PDF(Pubmed)
Abstract:
Small ubiquitin-related modifier (SUMO)-specific protease 1 (SENP1) is a cysteine protease that catalyzes the cleavage of the C-terminus of SUMO1 for the processing of SUMO precursors and deSUMOylation of target proteins. SENP1 is considered to be a promising target for the treatment of hepatocellular carcinoma (HCC) and prostate cancer. SENP1 Gln597 is located at the unstructured loop connecting the helices α4 to α5. The Q597A mutation of SENP1 allosterically disrupts the hydrolytic reaction of SUMO1 through an unknown mechanism. Here, extensive multiple replicates of microsecond molecular dynamics (MD) simulations, coupled with principal component analysis, dynamic cross-correlation analysis, community network analysis, and binding free energy calculations, were performed to elucidate the detailed mechanism. Our MD simulations showed that the Q597A mutation induced marked dynamic conformational changes in SENP1, especially in the unstructured loop connecting the helices α4 to α5 which the mutation site occupies.
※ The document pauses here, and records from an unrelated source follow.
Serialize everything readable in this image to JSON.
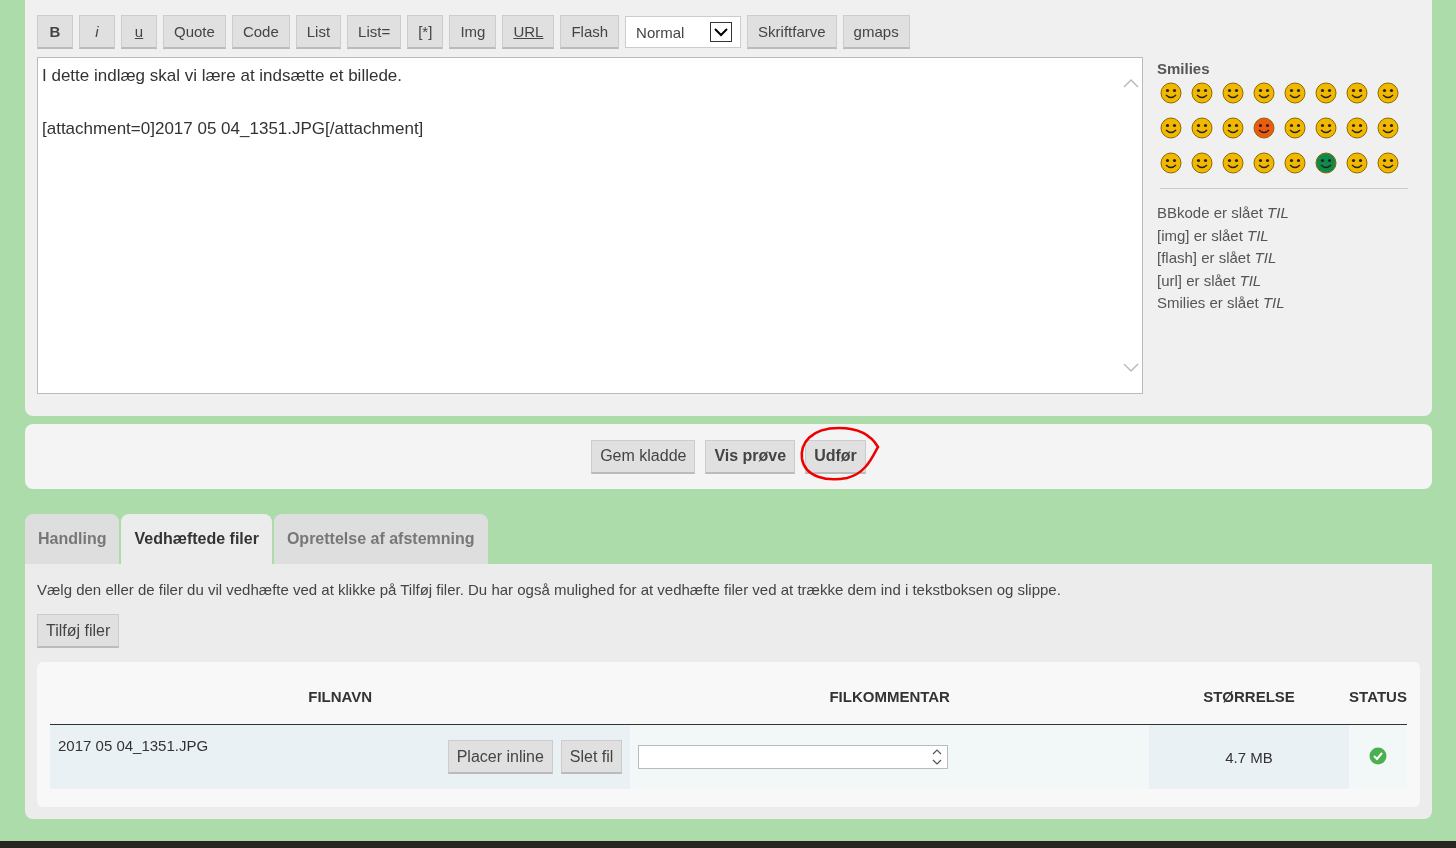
{
  "toolbar": [
    {
      "label": "B",
      "kind": "bold"
    },
    {
      "label": "i",
      "kind": "italic"
    },
    {
      "label": "u",
      "kind": "underline"
    },
    {
      "label": "Quote",
      "kind": "plain"
    },
    {
      "label": "Code",
      "kind": "plain"
    },
    {
      "label": "List",
      "kind": "plain"
    },
    {
      "label": "List=",
      "kind": "plain"
    },
    {
      "label": "[*]",
      "kind": "plain"
    },
    {
      "label": "Img",
      "kind": "plain"
    },
    {
      "label": "URL",
      "kind": "underline"
    },
    {
      "label": "Flash",
      "kind": "plain"
    },
    {
      "label": "Normal",
      "kind": "select"
    },
    {
      "label": "Skriftfarve",
      "kind": "plain"
    },
    {
      "label": "gmaps",
      "kind": "plain"
    }
  ],
  "editor": {
    "paragraphs": [
      "I dette indlæg skal vi lære at indsætte et billede.",
      "[attachment=0]2017 05 04_1351.JPG[/attachment]"
    ]
  },
  "smilies": {
    "title": "Smilies",
    "items": [
      {
        "color": "#f2b800"
      },
      {
        "color": "#f2b800"
      },
      {
        "color": "#f2b800"
      },
      {
        "color": "#f2b800"
      },
      {
        "color": "#f2b800"
      },
      {
        "color": "#f2b800"
      },
      {
        "color": "#f2b800"
      },
      {
        "color": "#f2b800"
      },
      {
        "color": "#f2b800"
      },
      {
        "color": "#f2b800"
      },
      {
        "color": "#f2b800"
      },
      {
        "color": "#ee5a10"
      },
      {
        "color": "#f2b800"
      },
      {
        "color": "#f2b800"
      },
      {
        "color": "#f2b800"
      },
      {
        "color": "#f2b800"
      },
      {
        "color": "#f2b800"
      },
      {
        "color": "#f2b800"
      },
      {
        "color": "#f2b800"
      },
      {
        "color": "#f2b800"
      },
      {
        "color": "#f2b800"
      },
      {
        "color": "#0f8a48"
      },
      {
        "color": "#f2b800"
      },
      {
        "color": "#f2b800"
      }
    ]
  },
  "settings": [
    "BBkode er slået *TIL*",
    "[img] er slået *TIL*",
    "[flash] er slået *TIL*",
    "[url] er slået *TIL*",
    "Smilies er slået *TIL*"
  ],
  "actions": [
    {
      "label": "Gem kladde",
      "bold": false,
      "highlighted": false
    },
    {
      "label": "Vis prøve",
      "bold": true,
      "highlighted": false
    },
    {
      "label": "Udfør",
      "bold": true,
      "highlighted": true
    }
  ],
  "tabs": [
    {
      "label": "Handling",
      "selected": false
    },
    {
      "label": "Vedhæftede filer",
      "selected": true
    },
    {
      "label": "Oprettelse af afstemning",
      "selected": false
    }
  ],
  "attachments": {
    "hint": "Vælg den eller de filer du vil vedhæfte ved at klikke på Tilføj filer. Du har også mulighed for at vedhæfte filer ved at trække dem ind i tekstboksen og slippe.",
    "add_button": "Tilføj filer",
    "columns": [
      "FILNAVN",
      "FILKOMMENTAR",
      "STØRRELSE",
      "STATUS"
    ],
    "rows": [
      {
        "filename": "2017 05 04_1351.JPG",
        "buttons": [
          "Placer inline",
          "Slet fil"
        ],
        "size": "4.7 MB",
        "done": true
      }
    ]
  }
}
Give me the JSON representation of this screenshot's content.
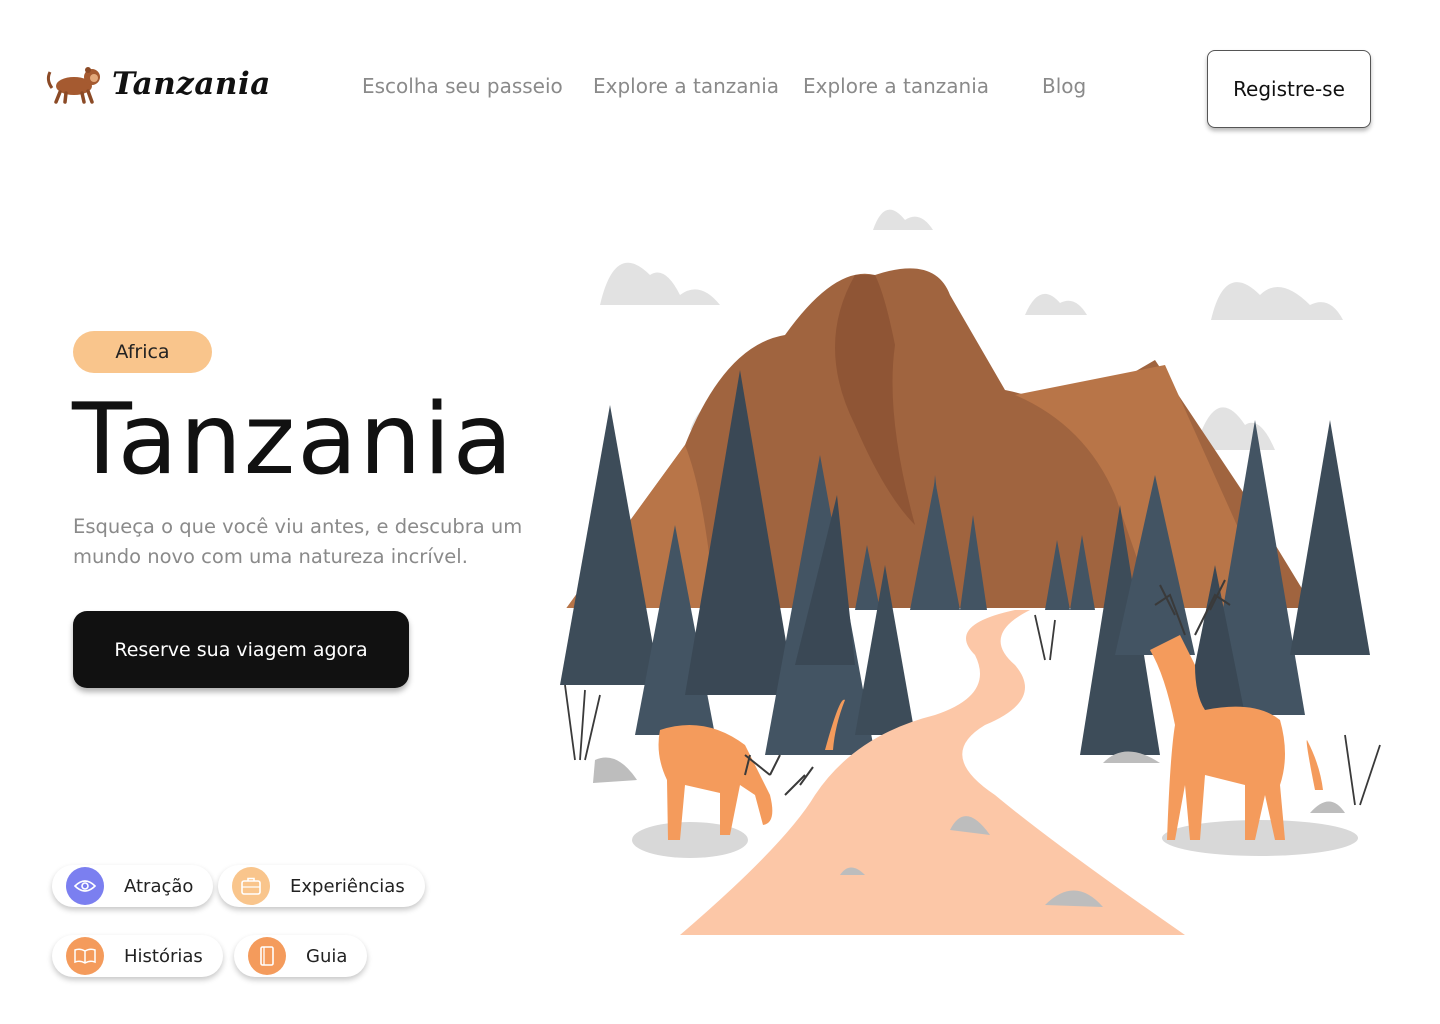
{
  "header": {
    "logo_text": "Tanzania",
    "logo_icon": "monkey-icon",
    "nav": [
      {
        "label": "Escolha seu passeio"
      },
      {
        "label": "Explore a tanzania"
      },
      {
        "label": "Explore a tanzania"
      },
      {
        "label": "Blog"
      }
    ],
    "register_label": "Registre-se"
  },
  "hero": {
    "badge": "Africa",
    "title": "Tanzania",
    "subtitle": "Esqueça o que você viu antes, e descubra um mundo novo com uma natureza incrível.",
    "cta_label": "Reserve sua viagem agora"
  },
  "chips": [
    {
      "label": "Atração",
      "icon": "eye-icon",
      "color": "#7b7ff0"
    },
    {
      "label": "Experiências",
      "icon": "briefcase-icon",
      "color": "#f9c58c"
    },
    {
      "label": "Histórias",
      "icon": "open-book-icon",
      "color": "#f49b5c"
    },
    {
      "label": "Guia",
      "icon": "book-icon",
      "color": "#f49b5c"
    }
  ],
  "colors": {
    "badge": "#f9c58c",
    "cta_bg": "#111111",
    "nav_text": "#8a8a8a",
    "mountain": "#a0643f",
    "tree": "#3d4c59",
    "deer": "#f49b5c",
    "path": "#fcc7a7"
  }
}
Moreover, the Q597A mutation caused conformational changes to catalytic Cys603 and His533 at the active site, which might impair the catalytic activity of SENP1 in processing SUMO1. Moreover, binding free energy calculations revealed that the Q597A mutation had a minor effect on the binding affinity of SUMO1 to SENP1. Together, these results may broaden our understanding of the allosteric modulation of the SENP1-SUMO1 complex.
摘要:
小泛素相关修饰剂(SUMO)特异性蛋白酶1(SENP1)是一种半胱氨酸蛋白酶,可催化SUMO1C末端的裂解,用于加工SUMO前体和靶蛋白的去SUMO化。SENP1被认为是治疗肝细胞癌(HCC)和前列腺癌的有希望的靶标。SENP1Gln597位于连接螺旋α4至α5的非结构化环路处。SENP1的Q597A突变通过未知的机制以变构方式破坏SUMO1的水解反应。这里,微秒分子动力学(MD)模拟的大量重复,结合主成分分析,动态互相关分析,社区网络分析,和结合自由能计算,进行以阐明详细的机制。我们的MD模拟表明,Q597A突变在SENP1中引起了明显的动态构象变化,尤其是在连接突变位点所占据的螺旋α4至α5的非结构化环中。此外,Q597A突变引起活性位点催化Cys603和His533的构象变化,这可能会损害SENP1在加工SUMO1中的催化活性。此外,结合自由能计算显示,Q597A突变对SUMO1与SENP1的结合亲和力影响较小.一起,这些结果可能会拓宽我们对SENP1-SUMO1复合物的变构调制的理解.